Je ne pense pas autrement aujourd’hui et c’est pourquoi j’estime que ce qui est en cause devant vous, ce n’est pas seulement un système économique, mais le fond même de la vie politique et de la vie morale. C’est en même temps l’éternelle querelle de la réalité et de l’hypothèse, de la science et de l’empirisme, du possible et de l’impossible, de l’observation qui éclaire et de l’imagination qui égare.

C’est, Messieurs, ce que j’aurais aimé à établir devant vous en faisant à mon tour et selon mes forces, un exposé de principes ; en vous montrant par l’analyse des travaux de mes devanciers ce qu’est réellement cette doctrine qu’un des plus fidèles disciples de Bastiat, M. de Fontenay, a si justement appelée « la fière doctrine du progrès par la liberté. » Réduit par la situation qui m’est faite à la défensive, je ne pourrai guère, j’en ai peur, remplir convenablement cette tâche. Il faut bien pour disculper ce qu’on a appelé l’école orthodoxe des reproches accumulés sur elle, que je vous dise ce qu’elle n’est pas ; ce sera indirectement vous dire ce qu’elle est.
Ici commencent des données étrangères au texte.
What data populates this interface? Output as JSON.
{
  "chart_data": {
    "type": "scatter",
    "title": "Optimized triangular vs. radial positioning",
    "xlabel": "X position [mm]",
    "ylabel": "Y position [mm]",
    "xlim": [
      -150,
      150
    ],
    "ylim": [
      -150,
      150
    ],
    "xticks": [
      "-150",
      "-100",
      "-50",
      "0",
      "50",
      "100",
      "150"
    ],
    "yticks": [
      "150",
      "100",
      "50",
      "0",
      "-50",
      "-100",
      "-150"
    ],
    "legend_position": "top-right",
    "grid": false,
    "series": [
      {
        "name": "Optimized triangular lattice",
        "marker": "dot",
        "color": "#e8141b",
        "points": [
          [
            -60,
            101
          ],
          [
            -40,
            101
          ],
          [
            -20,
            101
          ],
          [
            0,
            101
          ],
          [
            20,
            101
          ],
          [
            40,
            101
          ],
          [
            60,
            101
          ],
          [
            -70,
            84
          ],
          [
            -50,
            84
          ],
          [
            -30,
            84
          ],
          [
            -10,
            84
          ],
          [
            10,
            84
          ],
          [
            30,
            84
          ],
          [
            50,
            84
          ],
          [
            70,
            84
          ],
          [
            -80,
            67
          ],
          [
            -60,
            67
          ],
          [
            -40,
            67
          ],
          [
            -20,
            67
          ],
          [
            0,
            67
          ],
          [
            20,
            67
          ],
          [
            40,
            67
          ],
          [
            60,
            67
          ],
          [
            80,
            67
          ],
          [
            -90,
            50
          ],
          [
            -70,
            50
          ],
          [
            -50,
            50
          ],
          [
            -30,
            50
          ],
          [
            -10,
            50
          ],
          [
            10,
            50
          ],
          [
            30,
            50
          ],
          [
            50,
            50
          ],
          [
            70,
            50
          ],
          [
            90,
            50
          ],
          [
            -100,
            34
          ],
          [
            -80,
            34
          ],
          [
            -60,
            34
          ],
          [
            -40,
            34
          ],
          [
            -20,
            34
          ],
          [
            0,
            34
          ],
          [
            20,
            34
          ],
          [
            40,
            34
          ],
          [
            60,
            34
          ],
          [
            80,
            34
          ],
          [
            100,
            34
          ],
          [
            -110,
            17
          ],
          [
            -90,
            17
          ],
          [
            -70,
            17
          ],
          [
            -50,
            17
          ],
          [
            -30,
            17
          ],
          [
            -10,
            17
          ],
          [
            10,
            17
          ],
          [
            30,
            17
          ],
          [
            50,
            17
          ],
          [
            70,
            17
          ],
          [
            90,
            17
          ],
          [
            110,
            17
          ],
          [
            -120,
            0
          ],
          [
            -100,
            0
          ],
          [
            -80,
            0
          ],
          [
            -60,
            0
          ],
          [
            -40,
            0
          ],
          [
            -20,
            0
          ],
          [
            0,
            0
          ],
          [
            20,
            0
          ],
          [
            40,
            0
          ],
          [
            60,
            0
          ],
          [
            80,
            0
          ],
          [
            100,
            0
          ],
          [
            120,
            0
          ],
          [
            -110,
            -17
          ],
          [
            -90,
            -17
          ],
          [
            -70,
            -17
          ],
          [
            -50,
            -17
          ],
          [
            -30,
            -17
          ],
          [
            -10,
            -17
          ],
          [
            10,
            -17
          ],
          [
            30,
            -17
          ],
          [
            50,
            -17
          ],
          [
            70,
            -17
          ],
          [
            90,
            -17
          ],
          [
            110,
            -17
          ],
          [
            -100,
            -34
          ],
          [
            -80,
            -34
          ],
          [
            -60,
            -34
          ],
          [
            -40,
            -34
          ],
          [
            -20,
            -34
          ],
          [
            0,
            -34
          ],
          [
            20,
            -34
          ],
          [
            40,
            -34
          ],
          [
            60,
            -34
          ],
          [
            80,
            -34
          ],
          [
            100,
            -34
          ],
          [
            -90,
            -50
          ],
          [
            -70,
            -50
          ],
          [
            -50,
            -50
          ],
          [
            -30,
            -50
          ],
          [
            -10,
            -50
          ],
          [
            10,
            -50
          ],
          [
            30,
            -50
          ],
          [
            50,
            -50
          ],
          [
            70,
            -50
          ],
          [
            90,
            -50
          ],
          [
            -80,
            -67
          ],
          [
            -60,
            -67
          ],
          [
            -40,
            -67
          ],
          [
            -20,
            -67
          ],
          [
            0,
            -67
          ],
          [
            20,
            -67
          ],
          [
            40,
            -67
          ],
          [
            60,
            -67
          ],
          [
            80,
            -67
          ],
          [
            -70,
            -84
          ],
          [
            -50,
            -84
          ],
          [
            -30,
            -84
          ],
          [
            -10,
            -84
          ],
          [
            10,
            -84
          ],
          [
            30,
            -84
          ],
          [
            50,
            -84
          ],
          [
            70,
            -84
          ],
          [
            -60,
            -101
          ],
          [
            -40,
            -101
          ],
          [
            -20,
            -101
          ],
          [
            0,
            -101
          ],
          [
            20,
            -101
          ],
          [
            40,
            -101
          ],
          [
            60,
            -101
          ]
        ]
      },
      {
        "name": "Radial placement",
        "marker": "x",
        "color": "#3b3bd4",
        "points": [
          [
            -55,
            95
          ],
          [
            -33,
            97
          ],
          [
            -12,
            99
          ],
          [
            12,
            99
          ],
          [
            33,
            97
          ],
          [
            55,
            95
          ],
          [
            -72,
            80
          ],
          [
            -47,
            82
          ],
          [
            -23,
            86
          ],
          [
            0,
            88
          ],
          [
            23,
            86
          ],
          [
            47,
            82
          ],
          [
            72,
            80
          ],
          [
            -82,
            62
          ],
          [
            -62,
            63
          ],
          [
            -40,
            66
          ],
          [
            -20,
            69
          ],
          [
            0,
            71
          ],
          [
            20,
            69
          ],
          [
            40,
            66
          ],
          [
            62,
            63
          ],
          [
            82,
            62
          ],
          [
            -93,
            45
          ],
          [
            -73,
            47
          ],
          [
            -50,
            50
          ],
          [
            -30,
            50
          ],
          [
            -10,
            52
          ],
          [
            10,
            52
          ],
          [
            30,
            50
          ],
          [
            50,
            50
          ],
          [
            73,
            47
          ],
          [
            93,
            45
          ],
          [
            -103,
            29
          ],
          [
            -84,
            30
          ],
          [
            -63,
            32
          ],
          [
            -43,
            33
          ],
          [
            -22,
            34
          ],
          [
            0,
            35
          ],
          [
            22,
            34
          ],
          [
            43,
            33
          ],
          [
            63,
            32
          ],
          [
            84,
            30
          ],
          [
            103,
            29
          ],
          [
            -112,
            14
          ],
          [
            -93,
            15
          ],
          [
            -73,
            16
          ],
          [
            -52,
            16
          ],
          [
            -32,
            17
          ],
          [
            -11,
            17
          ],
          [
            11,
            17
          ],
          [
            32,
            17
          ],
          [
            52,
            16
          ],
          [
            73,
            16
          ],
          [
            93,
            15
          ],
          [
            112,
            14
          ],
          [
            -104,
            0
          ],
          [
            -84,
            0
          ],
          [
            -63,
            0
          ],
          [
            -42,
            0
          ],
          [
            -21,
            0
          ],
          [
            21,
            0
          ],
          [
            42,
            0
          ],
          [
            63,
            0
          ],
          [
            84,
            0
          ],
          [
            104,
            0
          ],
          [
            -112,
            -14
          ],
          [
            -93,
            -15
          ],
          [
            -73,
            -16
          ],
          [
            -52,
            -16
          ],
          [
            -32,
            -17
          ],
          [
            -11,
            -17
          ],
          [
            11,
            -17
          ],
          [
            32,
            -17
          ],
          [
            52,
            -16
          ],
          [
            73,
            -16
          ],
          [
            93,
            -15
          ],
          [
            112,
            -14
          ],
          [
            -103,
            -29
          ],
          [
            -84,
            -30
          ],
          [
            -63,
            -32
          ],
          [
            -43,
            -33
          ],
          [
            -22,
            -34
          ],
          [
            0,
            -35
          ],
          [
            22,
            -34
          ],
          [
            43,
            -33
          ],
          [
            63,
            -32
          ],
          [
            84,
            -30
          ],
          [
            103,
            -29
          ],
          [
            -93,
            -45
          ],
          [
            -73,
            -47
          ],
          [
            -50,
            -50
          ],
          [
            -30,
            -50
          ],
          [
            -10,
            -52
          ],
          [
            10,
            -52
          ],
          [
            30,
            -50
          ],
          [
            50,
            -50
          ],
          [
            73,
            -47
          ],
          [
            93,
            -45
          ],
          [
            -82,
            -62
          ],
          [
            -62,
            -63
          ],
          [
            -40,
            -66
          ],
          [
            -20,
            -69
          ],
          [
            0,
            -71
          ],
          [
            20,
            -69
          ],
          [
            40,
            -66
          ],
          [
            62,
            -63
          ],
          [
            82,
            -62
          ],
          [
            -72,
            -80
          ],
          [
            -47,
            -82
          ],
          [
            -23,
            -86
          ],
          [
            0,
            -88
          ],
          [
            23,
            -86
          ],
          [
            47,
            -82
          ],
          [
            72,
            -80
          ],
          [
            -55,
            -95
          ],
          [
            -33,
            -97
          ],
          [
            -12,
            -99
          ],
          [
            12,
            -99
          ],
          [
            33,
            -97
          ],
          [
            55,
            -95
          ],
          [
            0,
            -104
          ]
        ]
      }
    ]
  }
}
On a reproché avant tout à cette école classique ce qu’on a appelé son indifférence, son optimisme, son impassible et béate résignation à toutes les imperfections et à toutes les misères du présent. On l’a accusée de n’avoir pour les douleurs et pour les aspirations de l’humanité, ni consolation, ni espérance et de se borner à répondre à ceux qui souffrent comme à ceux qui désirent : « Les choses sont comme elles sont, tant pis si elles ne vous conviennent pas ainsi ; nous ne pouvons rien pour vous, frappez à côté. »

Messieurs, cela serait vrai, que je ne sais pas si ceux qui nous adressent ces reproches seraient bien en droit de fulminer contre nous de si véhéments réquisitoires. Car enfin, avant de reprocher aux gens de ne rien faire encore faudrait-il avoir fait quelque chose ou être tout au moins en disposition et en mesure de faire quelque chose. Or, que nous montre-t-on à l’actif de cette école nouvelle ou plutôt de cette série d’écoles dites nouvelles au nom desquelles on lève l’étendard contre l’école ancienne ? Des tendances, que dis-je, pas même des tendances, des répugnances. Les écoles nouvelles, nous dit-on, n’ont point de programmes définis ; elles n’apportent pas de remède aux maux qu’elles dénoncent ; elles ne disent pas comment on pourra dénouer les difficultés qui pèsent sur le présent ; elles ne s’entendent d’ailleurs aucunement entre elles, elles n’ont de commun que l’impatience et le dégoût, le mot a été dit, qui les a soulevées contre l’impuissance de l’école ancienne. En vérité, accuser les autres d’impuissance et se déclarer impuissant soi-même, on comprendrait que cela conduisît à faire profession de découragement et d’humilité ; on ne comprend pas que cela puisse conduire à afficher orgueilleusement la prétention d’apporter au monde une révélation.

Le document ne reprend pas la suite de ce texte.